The degree to which loci promoting reproductive isolation cluster in the genome – i.e. the genetic architecture of reproductive isolation - can influence the tempo and mode of speciation. Tight linkage between these loci can facilitate speciation in the face of gene flow. Pheromones play a role in reproductive isolation in many Lepidoptera species, and the role of endogenously-produced compounds as secondary metabolites decreases the likelihood of pleiotropy associated with many barrier loci. Heliconius butterflies use male sex pheromones to both court females (aphrodisiac wing pheromones) and ward off male courtship (male-transferred anti-aphrodisiac genital pheromones), and it is likely that these compounds play a role in reproductive isolation between Heliconius species. Using a set of backcross hybrids between H. melpomene and H. cydno, we investigated the genetic architecture of putative male pheromone compound production. We found a set of 40 significant quantitative trait loci (QTL) representing 33 potential pheromone compounds. QTL clustered significantly on two chromosomes, chromosome 8 for genital compounds and chromosome 20 for wing compounds, and chromosome 20 was enriched for potential pheromone biosynthesis genes. There was minimal overlap between pheromone QTL and known QTL for mate choice and color pattern. Nonetheless, we did detect linkage between a QTL for wing androconial area and optix, a color pattern locus known to play a role in reproductive isolation in these species. This tight clustering of putative pheromone loci might contribute to coincident reproductive isolating barriers, facilitating speciation despite ongoing gene flow.

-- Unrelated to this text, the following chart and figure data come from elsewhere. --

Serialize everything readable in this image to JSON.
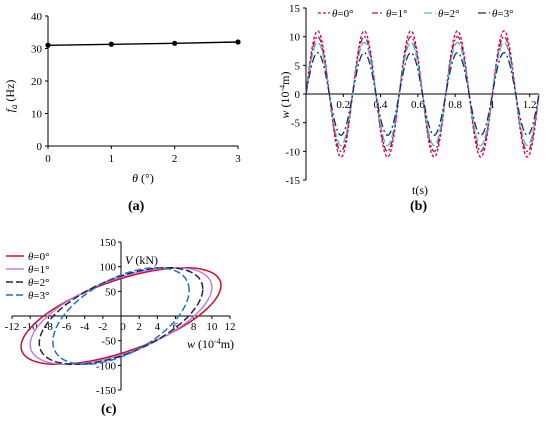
{
  "panels": {
    "a": {
      "label": "a"
    },
    "b": {
      "label": "b"
    },
    "c": {
      "label": "c"
    }
  },
  "chart_data": [
    {
      "id": "a",
      "type": "line",
      "xlabel": "θ (°)",
      "ylabel": "fₐ (Hz)",
      "ylabel_main": "f",
      "ylabel_sub": "a",
      "ylabel_unit": " (Hz)",
      "xlabel_sym": "θ",
      "xlabel_unit": " (°)",
      "xlim": [
        0,
        3
      ],
      "ylim": [
        0,
        40
      ],
      "xticks": [
        0,
        1,
        2,
        3
      ],
      "yticks": [
        0,
        10,
        20,
        30,
        40
      ],
      "grid": false,
      "series": [
        {
          "x": [
            0,
            1,
            2,
            3
          ],
          "y": [
            31.0,
            31.3,
            31.6,
            32.0
          ],
          "color": "#000000",
          "marker": "dot"
        }
      ]
    },
    {
      "id": "b",
      "type": "line",
      "xlabel": "t(s)",
      "ylabel": "w (10⁻⁴m)",
      "ylabel_sym": "w",
      "ylabel_unit": " (10",
      "ylabel_exp": "-4",
      "ylabel_tail": "m)",
      "xlim": [
        0,
        1.25
      ],
      "ylim": [
        -15,
        15
      ],
      "xticks": [
        0.2,
        0.4,
        0.6,
        0.8,
        1.0,
        1.2
      ],
      "xtick_labels": [
        "0.2",
        "0.4",
        "0.6",
        "0.8",
        "1",
        "1.2"
      ],
      "yticks": [
        -15,
        -10,
        -5,
        0,
        5,
        10,
        15
      ],
      "legend_position": "top",
      "series": [
        {
          "name": "θ=0°",
          "amplitude": 11.0,
          "period": 0.25,
          "color": "#d6005c",
          "dash": "3,2"
        },
        {
          "name": "θ=1°",
          "amplitude": 10.0,
          "period": 0.25,
          "color": "#b01040",
          "dash": "6,2,2,2"
        },
        {
          "name": "θ=2°",
          "amplitude": 9.0,
          "period": 0.25,
          "color": "#4fb7c9",
          "dash": "8,3"
        },
        {
          "name": "θ=3°",
          "amplitude": 7.2,
          "period": 0.25,
          "color": "#1a2a6e",
          "dash": "8,3,2,3"
        }
      ]
    },
    {
      "id": "c",
      "type": "line",
      "xlabel": "w (10⁻⁴m)",
      "xlabel_sym": "w",
      "xlabel_unit": " (10",
      "xlabel_exp": "-4",
      "xlabel_tail": "m)",
      "ylabel": "V (kN)",
      "ylabel_sym": "V",
      "ylabel_unit": " (kN)",
      "xlim": [
        -12,
        12
      ],
      "ylim": [
        -150,
        150
      ],
      "xticks": [
        -12,
        -10,
        -8,
        -6,
        -4,
        -2,
        0,
        2,
        4,
        6,
        8,
        10,
        12
      ],
      "yticks": [
        -150,
        -100,
        -50,
        0,
        50,
        100,
        150
      ],
      "legend_position": "top-left",
      "series": [
        {
          "name": "θ=0°",
          "wmax": 11.0,
          "vmax": 98,
          "zero": 62,
          "color": "#c8102e",
          "dash": ""
        },
        {
          "name": "θ=1°",
          "wmax": 10.0,
          "vmax": 98,
          "zero": 58,
          "color": "#c080e0",
          "dash": ""
        },
        {
          "name": "θ=2°",
          "wmax": 9.0,
          "vmax": 98,
          "zero": 55,
          "color": "#222244",
          "dash": "7,3"
        },
        {
          "name": "θ=3°",
          "wmax": 7.5,
          "vmax": 98,
          "zero": 52,
          "color": "#1e6fd0",
          "dash": "7,3"
        }
      ]
    }
  ]
}
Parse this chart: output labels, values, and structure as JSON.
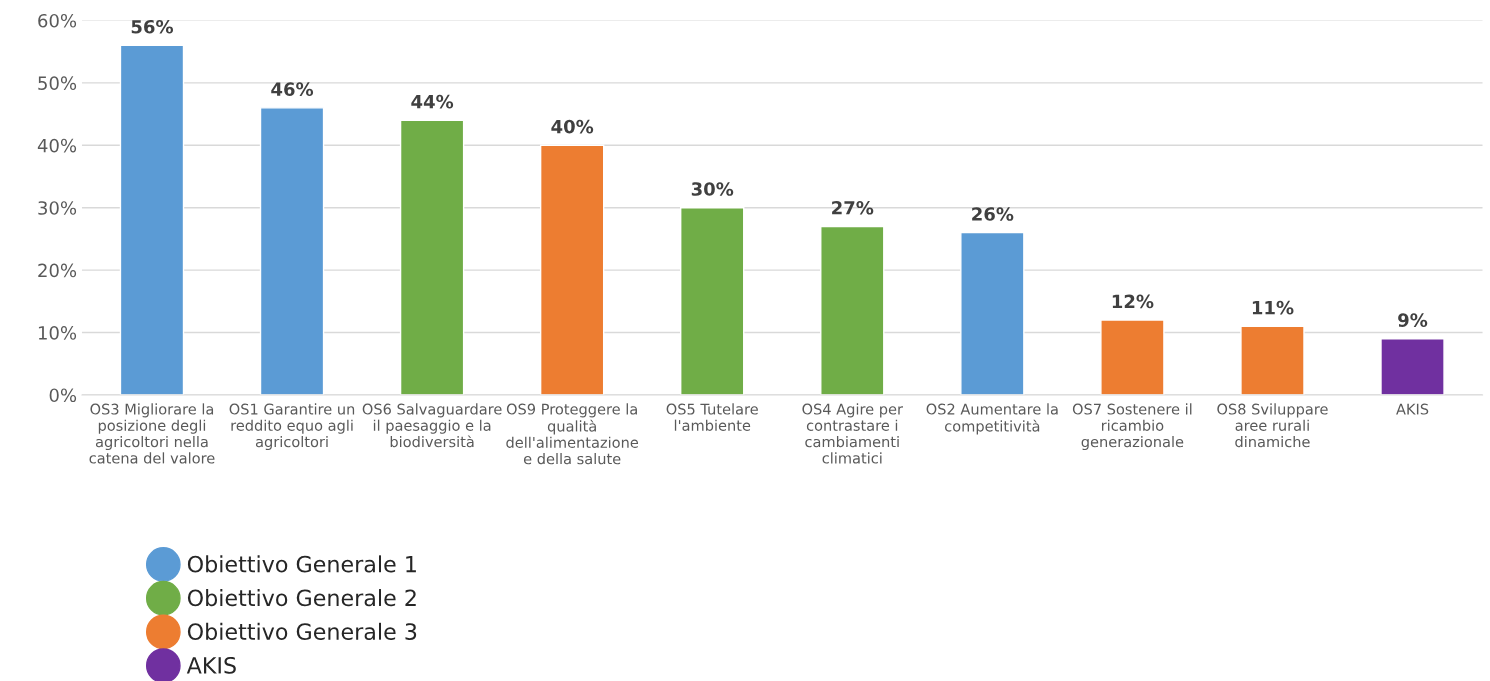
{
  "chart_data": {
    "type": "bar",
    "categories": [
      "OS3 Migliorare la\nposizione degli\nagricoltori nella\ncatena del valore",
      "OS1 Garantire un\nreddito equo agli\nagricoltori",
      "OS6 Salvaguardare\nil paesaggio e la\nbiodiversità",
      "OS9 Proteggere la\nqualità\ndell'alimentazione\ne della salute",
      "OS5 Tutelare\nl'ambiente",
      "OS4 Agire per\ncontrastare i\ncambiamenti\nclimatici",
      "OS2 Aumentare la\ncompetitività",
      "OS7 Sostenere il\nricambio\ngenerazionale",
      "OS8 Sviluppare\naree rurali\ndinamiche",
      "AKIS"
    ],
    "series": [
      {
        "name": "Obiettivo Generale 1",
        "color": "#5b9bd5",
        "values": [
          56,
          46,
          null,
          null,
          null,
          null,
          26,
          null,
          null,
          null
        ],
        "value_labels": [
          "56%",
          "46%",
          null,
          null,
          null,
          null,
          "26%",
          null,
          null,
          null
        ]
      },
      {
        "name": "Obiettivo Generale 2",
        "color": "#70ad47",
        "values": [
          null,
          null,
          44,
          null,
          30,
          27,
          null,
          null,
          null,
          null
        ],
        "value_labels": [
          null,
          null,
          "44%",
          null,
          "30%",
          "27%",
          null,
          null,
          null,
          null
        ]
      },
      {
        "name": "Obiettivo Generale 3",
        "color": "#ed7d31",
        "values": [
          null,
          null,
          null,
          40,
          null,
          null,
          null,
          12,
          11,
          null
        ],
        "value_labels": [
          null,
          null,
          null,
          "40%",
          null,
          null,
          null,
          "12%",
          "11%",
          null
        ]
      },
      {
        "name": "AKIS",
        "color": "#7030a0",
        "values": [
          null,
          null,
          null,
          null,
          null,
          null,
          null,
          null,
          null,
          9
        ],
        "value_labels": [
          null,
          null,
          null,
          null,
          null,
          null,
          null,
          null,
          null,
          "9%"
        ]
      }
    ],
    "stacked": true,
    "ylim": [
      0,
      60
    ],
    "yticks": [
      {
        "value": 0,
        "label": "0%"
      },
      {
        "value": 10,
        "label": "10%"
      },
      {
        "value": 20,
        "label": "20%"
      },
      {
        "value": 30,
        "label": "30%"
      },
      {
        "value": 40,
        "label": "40%"
      },
      {
        "value": 50,
        "label": "50%"
      },
      {
        "value": 60,
        "label": "60%"
      }
    ],
    "grid": "y",
    "legend": "bottom left",
    "marker": "circle"
  }
}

This dataset consists of n major data subsets: pheromone analysis of parent species Heliconius cydno and H. melpomene and F1 and backcross individuals between the two species (raw GC-MS output files and data tables; note that genital data are included here but parental and cross wing pheromone data are separately archived in Dryad at https://doi.org/10.5061/dryad.crjdfn31b); androconial analysis of the same individuals (data table and image files); and QTL mapping information (linkage maps and QTL analysis scripts).

GC-MS data were analyzed with AMDIS to produce data tables with compound amounts. Image files of wing area were analyzed using GIMP (GNU Image Manipulation Program) for hindwing and hindwing androconial area. QTL linkage maps were produced from whole genome data (separately archived on ENA under project PRJEB34160) and scripts for analysis of QTL using the R/qtl2 package are included.

Raw GC-MS files may be viewed and analyzed in the free analysis software AMDIS. "MP" in files and filenames refers to H. melpomene (MP from "melpomene Panama") and "CP" to H. cydno.